— Je sais où elle est ! Il faut prévenir M. de La Reynie immédiatement! ... Qu’il vienne... avec du monde !
Et là-dessus il ferma les yeux, piqua du nez au risque d’aplatir Fromentin et s’évanouit tranquillement.
Un moment plus tard, confortablement calé dans son lit par trois oreillers, ses pieds enflés oints d’huile d’amande douce et douillettement enveloppés de coton, Isidore reprenait des forces à l’aide d’une tasse de chocolat et, tandis que Merlin galopait vers Paris muni d’un billet de Mme de Montespan pour le lieutenant général, il racontait comment, pris d’une inspiration soudaine en examinant la fausse voiture aux armes de la marquise et constatant que la nuit tombait, il avait eu le réflexe de s’accrocher à l’arrière du véhicule à l’endroit où se tenaient habituellement les laquais. Le gris fer de ses vêtements se fondait parfaitement avec le bleu de la caisse et il réussit à s’asseoir presque confortablement en se tenant aux ressorts...
— C’était de la folie ! Gronda Mlle Léonie. A votre âge?
— Mon âge, mon âge ! Que me chantez-vous ? Sachez qu’étant de nature nerveuse, il me reste quelques muscles et c’était tout à fait à ma portée ! La preuve...
— Laissez-le continuer ! interrompit la marquise, impatiente. Donc vous avez réussi à partir avec ces gens sans que l’on remarque votre présence ? Où êtes-vous allé de la sorte ?
— Jusqu’à une propriété au bord de la Seine, au sortir de Poissy.
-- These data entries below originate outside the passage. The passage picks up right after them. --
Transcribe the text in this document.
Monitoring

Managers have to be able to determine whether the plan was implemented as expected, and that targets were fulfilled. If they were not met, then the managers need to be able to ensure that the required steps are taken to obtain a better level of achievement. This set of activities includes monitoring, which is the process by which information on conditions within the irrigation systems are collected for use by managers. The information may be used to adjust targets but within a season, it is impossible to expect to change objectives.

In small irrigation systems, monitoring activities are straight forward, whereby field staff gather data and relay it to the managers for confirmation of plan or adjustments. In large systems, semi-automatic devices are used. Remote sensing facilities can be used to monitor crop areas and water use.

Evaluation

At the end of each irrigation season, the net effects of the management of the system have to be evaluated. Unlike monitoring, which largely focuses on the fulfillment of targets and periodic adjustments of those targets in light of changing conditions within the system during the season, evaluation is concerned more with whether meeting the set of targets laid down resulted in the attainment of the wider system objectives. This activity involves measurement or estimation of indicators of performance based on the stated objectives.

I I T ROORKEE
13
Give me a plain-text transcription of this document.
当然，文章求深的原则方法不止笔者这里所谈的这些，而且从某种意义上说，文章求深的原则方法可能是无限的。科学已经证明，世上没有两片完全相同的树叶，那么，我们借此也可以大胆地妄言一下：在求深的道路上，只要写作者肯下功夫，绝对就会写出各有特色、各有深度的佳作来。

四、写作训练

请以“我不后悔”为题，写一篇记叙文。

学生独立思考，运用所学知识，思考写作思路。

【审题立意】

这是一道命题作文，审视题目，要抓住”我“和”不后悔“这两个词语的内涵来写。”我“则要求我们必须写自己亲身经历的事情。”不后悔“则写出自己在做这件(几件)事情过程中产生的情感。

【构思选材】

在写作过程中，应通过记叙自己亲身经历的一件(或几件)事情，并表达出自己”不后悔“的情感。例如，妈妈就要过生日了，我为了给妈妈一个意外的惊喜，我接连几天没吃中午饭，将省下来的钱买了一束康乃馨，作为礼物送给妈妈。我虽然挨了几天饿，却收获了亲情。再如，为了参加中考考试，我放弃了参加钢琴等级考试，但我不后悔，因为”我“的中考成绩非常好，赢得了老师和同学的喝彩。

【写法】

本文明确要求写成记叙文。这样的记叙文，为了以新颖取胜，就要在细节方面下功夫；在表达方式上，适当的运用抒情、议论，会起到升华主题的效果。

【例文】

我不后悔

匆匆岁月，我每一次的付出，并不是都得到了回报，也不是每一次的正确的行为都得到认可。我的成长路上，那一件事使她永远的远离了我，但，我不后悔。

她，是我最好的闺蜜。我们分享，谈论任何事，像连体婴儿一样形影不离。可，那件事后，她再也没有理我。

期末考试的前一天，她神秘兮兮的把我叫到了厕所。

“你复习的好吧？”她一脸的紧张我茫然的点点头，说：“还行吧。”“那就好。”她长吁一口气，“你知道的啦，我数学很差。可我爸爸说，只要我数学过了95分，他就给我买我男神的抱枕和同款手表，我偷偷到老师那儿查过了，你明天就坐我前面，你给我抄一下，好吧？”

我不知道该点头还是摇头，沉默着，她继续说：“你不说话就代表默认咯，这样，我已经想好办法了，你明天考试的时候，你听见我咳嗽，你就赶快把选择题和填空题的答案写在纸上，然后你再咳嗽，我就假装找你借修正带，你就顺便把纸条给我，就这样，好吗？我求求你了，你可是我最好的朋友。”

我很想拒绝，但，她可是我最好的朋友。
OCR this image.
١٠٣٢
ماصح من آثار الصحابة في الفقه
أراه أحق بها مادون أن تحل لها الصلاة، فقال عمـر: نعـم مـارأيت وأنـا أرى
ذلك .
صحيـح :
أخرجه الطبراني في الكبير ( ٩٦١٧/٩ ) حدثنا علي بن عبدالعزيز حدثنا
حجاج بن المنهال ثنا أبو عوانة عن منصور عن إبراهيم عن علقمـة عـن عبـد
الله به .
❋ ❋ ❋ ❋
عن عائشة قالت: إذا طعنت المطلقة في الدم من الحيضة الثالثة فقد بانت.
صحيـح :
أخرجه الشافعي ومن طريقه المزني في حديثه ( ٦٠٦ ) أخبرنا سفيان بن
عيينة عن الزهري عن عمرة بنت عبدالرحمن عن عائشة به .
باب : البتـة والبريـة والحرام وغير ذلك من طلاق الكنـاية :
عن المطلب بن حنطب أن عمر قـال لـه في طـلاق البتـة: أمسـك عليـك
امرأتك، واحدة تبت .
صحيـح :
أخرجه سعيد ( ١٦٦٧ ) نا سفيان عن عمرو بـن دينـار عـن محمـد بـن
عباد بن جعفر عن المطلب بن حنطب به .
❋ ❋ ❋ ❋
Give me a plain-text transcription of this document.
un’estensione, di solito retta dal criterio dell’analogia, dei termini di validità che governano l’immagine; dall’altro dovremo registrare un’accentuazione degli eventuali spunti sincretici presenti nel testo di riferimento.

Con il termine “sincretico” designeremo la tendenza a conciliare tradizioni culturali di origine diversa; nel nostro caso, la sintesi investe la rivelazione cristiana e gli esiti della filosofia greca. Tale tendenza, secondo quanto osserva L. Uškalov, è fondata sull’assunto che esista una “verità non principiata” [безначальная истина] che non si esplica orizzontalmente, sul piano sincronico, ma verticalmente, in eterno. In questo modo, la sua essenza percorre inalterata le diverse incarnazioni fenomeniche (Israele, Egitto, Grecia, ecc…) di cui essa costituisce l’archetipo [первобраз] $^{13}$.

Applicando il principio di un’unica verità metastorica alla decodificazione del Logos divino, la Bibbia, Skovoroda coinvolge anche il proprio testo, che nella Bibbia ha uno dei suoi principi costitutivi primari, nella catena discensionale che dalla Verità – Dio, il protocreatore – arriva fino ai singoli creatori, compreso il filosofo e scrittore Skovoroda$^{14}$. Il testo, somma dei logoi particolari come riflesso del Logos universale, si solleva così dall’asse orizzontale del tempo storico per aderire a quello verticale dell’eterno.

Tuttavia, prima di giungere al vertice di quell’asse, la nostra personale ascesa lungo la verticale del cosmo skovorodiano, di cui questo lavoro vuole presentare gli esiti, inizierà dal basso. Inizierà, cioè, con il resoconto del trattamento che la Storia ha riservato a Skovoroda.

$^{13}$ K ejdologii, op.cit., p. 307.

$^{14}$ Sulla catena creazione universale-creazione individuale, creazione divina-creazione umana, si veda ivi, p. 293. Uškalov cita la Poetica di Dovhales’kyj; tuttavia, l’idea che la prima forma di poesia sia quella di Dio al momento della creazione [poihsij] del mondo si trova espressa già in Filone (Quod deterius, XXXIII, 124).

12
Quand nous sommes repartis en remontant vers le château, je pensais que l’on allait simplement faire demi-tour pour reprendre le chemin de Versailles ainsi qu’il eût été normal pour rentrer chez vous, Madame la marquise, mais il n’en a rien été. Heureusement, je connais un peu la région, quand nous étions enfants nous allions souvent, mon frère et moi, passer des vacances chez une tante qui habitait près de Poissy. Nous y allions...
— Plus tard vos souvenirs d’enfance ! La suite, je vous en supplie !
— Elle est relativement courte : nous avons traversé la forêt jusqu’au fleuve mais nous ne l’avons pas franchi. La voiture a tourné à gauche et suivi la rive jusqu’à une propriété close de murs et s’est arrêtée devant une belle grille. Comprenant que nous étions à destination, je suis descendu afin de ne pas me faire prendre et j’ai attendu. Pas longtemps d’ailleurs. Environ une demi-heure. Puis la grille s’est à nouveau ouverte devant la voiture. À cet instant j’ai hésité à reprendre ma place en pensant que nous reviendrions vers Saint-Germain, mais une nouvelle intuition m’a convaincu de n’en rien faire...
— Vous devriez ouvrir un cabinet de voyance ! Ironisa Mlle Léonie. Que d’intuitions, mon Dieu !
— ... et j’ai eu raison ! Je l’ai vu s’éloigner en suivant la Seine mais cette fois en direction du nord. Il ne me restait plus qu’à repérer les lieux de mon mieux. J’ai même accroché à la grille près du mur, dans un coin peu visible, un morceau de mon justaucorps pour être sûr de ne pas me tromper...
— Mais quand cette maudite voiture est repartie, vous êtes certain que Charlotte n’était plus dedans ? On aurait pu faire seulement une halte à Poissy avant de poursuivre vers un endroit plus écarté ?
— Non. La femme qui est venue ici la chercher était seule. Les mantelets étaient relevés alors qu’à l’aller ils avaient été tenus fermés. Quant à moi il ne me restait plus qu’une issue : rentrer à pied puisque je n’avais nul autre moyen en vue ! Vous n’imaginez pas combien le chemin m’a paru long.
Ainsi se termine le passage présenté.